Developed by Louis Besson in 1912, this apparatus consists of a horizontal bar fitted with several equidistant spikes and mounted on the upper end of a vertical pole which can be rotated on its axis. When an observation is to be made, the observer places himself in such a position that the central spike is projected on any chosen part of a cloud. Then, without altering his position, he causes the "comb" to turn by means of two cords in such a manner that the cloud is seen to follow along the line of spikes. A graduated circle, turning with the vertical pole, gives the direction of the cloud's motion.

It is read with the aid of a fixed pointer. Moreover, when the apparatus is once oriented, the observer can determine the relative speed of the cloud by noting the time the latter requires to pass from one spike to the next. If the instrument stands on level ground, so that the observer's eye is always at the same height, and if the interval between two successive spikes is equal to one-tenth of their altitude above the eye-level of the observer, one only needs to multiply the time required for the cloud to pass over one interval by 10 to determine the time the cloud travels a horizontal distance equal to its altitude.

Besson revived an old method, invented by Bravais for measuring the actual height of clouds. The apparatus in this case consists of a plate of glass having parallel faces, mounted on a graduated vertical circle which indicates its angle of inclination. A sheet of water, situated at a lower level, serves as a mirror to reflect the cloud. The water is contained in a reservoir of blackened cement surrounded by shrubbery, and is only a small fraction of an inch in depth, so that the wind may not disturb its level surface.

The observer, having mounted the glass plate on the horizontal axis of a theodolite set on a window-sill some 30 or 40 feet above the ground, places his eye close to it and adjusts its inclination so that the images of a cloud reflected in the plate and in the sheet of water coincide. Then from a curve traced once for all on a sheet of plotting paper he reads off the altitude of the cloud corresponding to the observed angle on the glass plate. The curve is plotted from simple trigonometrical calculations.

At the Observatory of Montsouris, the degree of cloudiness, i. e., the amount of the whole sky covered with clouds at a given moment, is determined by means of the nephometer, also devised by Besson. This consists of a convex glass mirror, a segment of a sphere, about twelve inches in diameter, in which is seen the reflection of the celestial vault divided into ten sections of equal area by means of lines engraved on the glass. As shown in the front page engraving, the meteorologist observes through an eyepiece fixed in an invariable position with respect to the mirror, which latter turns freely on a vertical axis.

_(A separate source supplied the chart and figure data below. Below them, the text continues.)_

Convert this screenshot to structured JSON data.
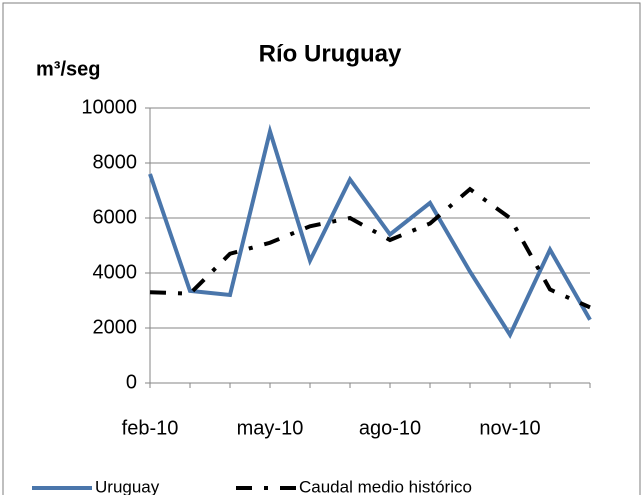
{
  "chart_data": {
    "type": "line",
    "title": "Río Uruguay",
    "y_label": "m³/seg",
    "categories": [
      "feb-10",
      null,
      null,
      "may-10",
      null,
      null,
      "ago-10",
      null,
      null,
      "nov-10",
      null,
      null
    ],
    "series": [
      {
        "name": "Uruguay",
        "color": "#4a76ab",
        "line_style": "solid",
        "values": [
          7600,
          3350,
          3200,
          9150,
          4450,
          7400,
          5400,
          6550,
          4050,
          1750,
          4850,
          2300
        ]
      },
      {
        "name": "Caudal medio histórico",
        "color": "#000000",
        "line_style": "dash-dot",
        "values": [
          3300,
          3250,
          4700,
          5100,
          5700,
          6000,
          5200,
          5800,
          7050,
          6000,
          3400,
          2750
        ]
      }
    ],
    "ylim": [
      0,
      10000
    ],
    "yticks": [
      0,
      2000,
      4000,
      6000,
      8000,
      10000
    ],
    "grid": true,
    "legend": "bottom"
  }
}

The observer, whose own image partly obstructs sections 8, 9. and 10, notes the degree of cloudiness in the sections numbered 1 to 7. The cloudiness of each section is estimated on a scale of 0 to 10: zero meaning no clouds and 10 entirely overcast. The observer would then rotate the mirror and eyepiece 180 degrees and observes the cloudiness in sections 7, 5, and 2, which represent the regions of the sky that at the first observation corresponded to sections 8, 9, and 10.

==Grid nephoscope==
The grid nephoscope is a variation of the comb nephoscope, invented in Norway.

==Russian nephoscope==
Mikhail Pomortsev invented a nephoscope in Russia in 1894.